Away From Her - I hear the performances are fabulous.

Margot at the Wedding - Even though it has that insufferable Nicole Kidman, I think it looks good. Jennifer Jason Leigh should redeem it.

Walk Hard: The Dewey Cox Story - Just sounds funny, and I love John C. Reilly.

Death at a Funeral - I'm always up for a good British comedy.

American Gangster - Denzel Washington - need I say more?

No Country for Old Men - The Coen Brothers are my favorite!

La Vie en Rose - For Marion Cotillard's performance, if not for the film itself, which I hear is mediocre.

Movies I will see, even though I'm not particularly excited:

There Will Be Blood - I know, I know: It's based on an Upton Sinclair novel. The reviews are good. It has Daniel Day Lewis. I'm not excited. But the reviews are good. And my husband wants to go.

Movies that were entertaining, if not the best of the year:

Enchanted - Cute Disney-ish film. Amy Adams is a delight. And we love scouting out the NYC locations.

No Reservations - Not great art, but entertaining enough. Don't like the Catherine Zeta Jones, but I like Aaron Eckhart.

Hairspray - I do love my Broadway.

Movies that inexplicably made other "best of" lists, but not mine:

The Namesake - It was OK, but the trailers were very misleading. And the ending was a dud - it just fizzled. Not worth the hype.

Movies I refuse to see:

Charlie Wilson's War - Because it took place here in Houston, I have had to read all about it. I've heard enough. The other reason? Julia Roberts. Ick.

Ocean's 13 - No thank you.

PS I Love You (or anything of that ilk) - I love a good romantic comedy. Key word is good; the previews totally give this one away as anything but.

License to Wed - Heard it is terrible. Too awful for words. Is Robin Williams that desperate for a paycheck? And Mandy Moore - we loved you in American Dreamz and Saved - don't stoop to this level!

Anything starring Diane Keaton - Has this woman lost her mind? This woman, Annie Hall, is turning out total crap. Makes me cringe.

Movie I caught on DVD just this year:

Junebug - Delightful. And a reminder that everyone's family - not just yours - has a certain level of crazy. And again, that Amy Adams is great.

Holding my breath for the Academy Awards ... they are totally political and mean very little, really (Reese Witherspoon over Felicity Huffman? Come on!). But I always get sucked in.

And frankly, I would match my list of the top films of the year against any critic. However, I am considering myself lucky - critics had to sit through PS I Love You, and I only had to watch the trailer to know that it was a klinker!

Tuesday, January 01, 2008

Happy New Year!

2008. Wow.

The passage of time never ceases to amaze me - the speed at which it occurs is alarming.
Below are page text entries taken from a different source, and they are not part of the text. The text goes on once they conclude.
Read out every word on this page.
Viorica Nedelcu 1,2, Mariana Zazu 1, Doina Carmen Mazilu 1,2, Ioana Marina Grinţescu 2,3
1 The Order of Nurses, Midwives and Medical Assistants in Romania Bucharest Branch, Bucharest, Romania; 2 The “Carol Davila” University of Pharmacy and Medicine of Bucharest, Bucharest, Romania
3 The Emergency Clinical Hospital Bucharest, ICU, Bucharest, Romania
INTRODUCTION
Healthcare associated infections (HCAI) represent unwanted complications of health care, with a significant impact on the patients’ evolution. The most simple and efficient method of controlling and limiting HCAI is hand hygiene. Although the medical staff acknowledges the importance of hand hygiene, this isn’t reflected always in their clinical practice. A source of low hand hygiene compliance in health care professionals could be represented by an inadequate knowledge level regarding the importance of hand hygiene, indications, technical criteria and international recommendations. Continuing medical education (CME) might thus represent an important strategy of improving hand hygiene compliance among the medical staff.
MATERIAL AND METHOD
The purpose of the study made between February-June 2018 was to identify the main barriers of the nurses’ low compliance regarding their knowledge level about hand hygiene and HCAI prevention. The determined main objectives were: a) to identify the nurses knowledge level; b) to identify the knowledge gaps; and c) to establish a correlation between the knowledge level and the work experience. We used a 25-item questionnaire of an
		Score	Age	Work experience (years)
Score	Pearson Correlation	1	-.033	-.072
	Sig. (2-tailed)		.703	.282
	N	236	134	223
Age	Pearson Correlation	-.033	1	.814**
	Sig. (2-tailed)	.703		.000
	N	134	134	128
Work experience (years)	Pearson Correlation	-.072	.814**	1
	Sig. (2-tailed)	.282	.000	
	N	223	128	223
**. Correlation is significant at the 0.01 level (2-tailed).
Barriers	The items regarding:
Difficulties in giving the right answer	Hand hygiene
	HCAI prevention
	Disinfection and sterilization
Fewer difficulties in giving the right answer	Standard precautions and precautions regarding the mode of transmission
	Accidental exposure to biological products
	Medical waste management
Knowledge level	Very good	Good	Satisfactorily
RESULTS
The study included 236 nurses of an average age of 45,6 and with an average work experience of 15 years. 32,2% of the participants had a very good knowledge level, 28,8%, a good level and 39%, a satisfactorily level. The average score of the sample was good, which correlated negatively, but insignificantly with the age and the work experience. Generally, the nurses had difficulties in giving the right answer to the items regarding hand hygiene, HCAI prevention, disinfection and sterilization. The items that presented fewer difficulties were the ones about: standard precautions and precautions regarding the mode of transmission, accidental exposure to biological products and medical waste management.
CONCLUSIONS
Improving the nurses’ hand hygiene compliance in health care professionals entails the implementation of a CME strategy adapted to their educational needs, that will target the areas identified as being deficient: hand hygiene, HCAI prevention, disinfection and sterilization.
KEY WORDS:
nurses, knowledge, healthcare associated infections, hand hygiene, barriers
Part of me feels like a sophomore in high school, partying in a classmate's basement, while another part of me is celebrating the new year with my brand-new infant daughter. Or my third infant daughter in a foreign country.
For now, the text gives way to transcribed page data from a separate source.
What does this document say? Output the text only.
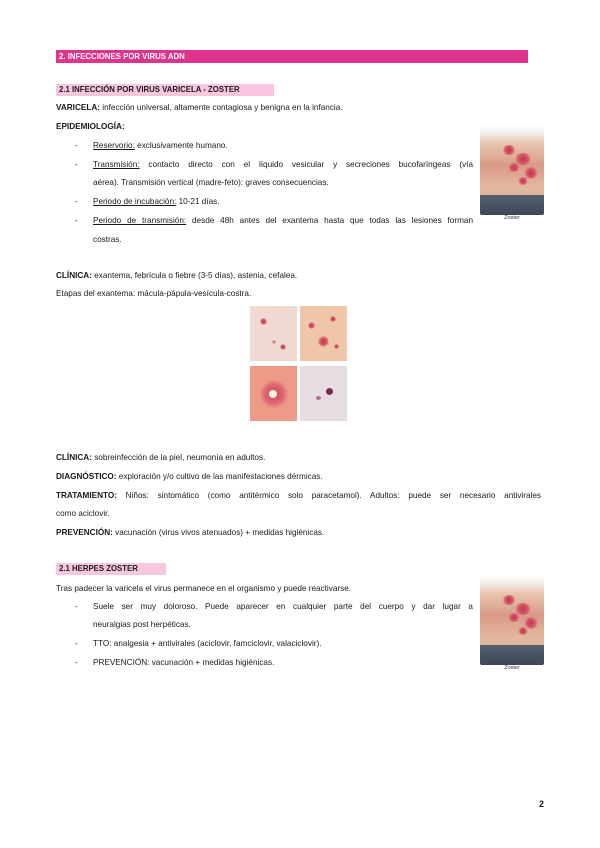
2. INFECCIONES POR VIRUS ADN
2.1 INFECCIÓN POR VIRUS VARICELA - ZOSTER
VARICELA: infección universal, altamente contagiosa y benigna en la infancia.
EPIDEMIOLOGÍA:
- Reservorio: exclusivamente humano.
- Transmisión: contacto directo con el líquido vesicular y secreciones bucofaríngeas (vía
aérea). Transmisión vertical (madre-feto): graves consecuencias.
- Periodo de incubación: 10-21 días.
- Periodo de transmisión: desde 48h antes del exantema hasta que todas las lesiones forman
costras.
Zoster
CLÍNICA: exantema, febrícula o fiebre (3-5 días), astenia, cefalea.
Etapas del exantema: mácula-pápula-vesícula-costra.
CLÍNICA: sobreinfección de la piel, neumonía en adultos.
DIAGNÓSTICO: exploración y/o cultivo de las manifestaciones dérmicas.
TRATAMIENTO: Niños: sintomático (como antitérmico solo paracetamol). Adultos: puede ser necesario antivirales
como aciclovir.
PREVENCIÓN: vacunación (virus vivos atenuados) + medidas higiénicas.
2.1 HERPES ZOSTER
Tras padecer la varicela el virus permanece en el organismo y puede reactivarse.
- Suele ser muy doloroso. Puede aparecer en cualquier parte del cuerpo y dar lugar a
neuralgias post herpéticas.
- TTO: analgesia + antivirales (aciclovir, famciclovir, valaciclovir).
- PREVENCIÓN: vacunación + medidas higiénicas.
Zoster
2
None of these scenarios is the me of today - the most recent of those events is nine years old. The me of today rang in the new year with my husband and two of my three daughters at a neighbor's party (the eldest no longer finds us cool enough to party with), then went to another friend's for a New Year's Day open house, where we toasted the year's possibilities.

The possibilities overwhelm me - they are endless. The open house today confirmed that - we were with a very special group of our Houston friends, mostly church friends, and they are an amazing assortment of people. A list of their talents, education, and accomplishments would amaze you - it always does me. (Houston is too big, but in Peoria and Lafayette, places where I felt more connected, when I would glance through a list of movers and shakers in town, the number who went to my church was shocking. My editor always laughed about how many letter writers to the newspaper were people I knew from church.)

So today I was forced to confront the new year and deal with it head on. But I did so in the company of great friends, people whom I know will make a difference in 2008. It was a good feeling. A lot is set to happen this year - it's an election year, after all - but rather than dreading any of the changes in store, today, we were feeling optimistic, energized by the possibilities.

Plus David Letterman and Law & Order both return soon ... does it really get any better than that?!?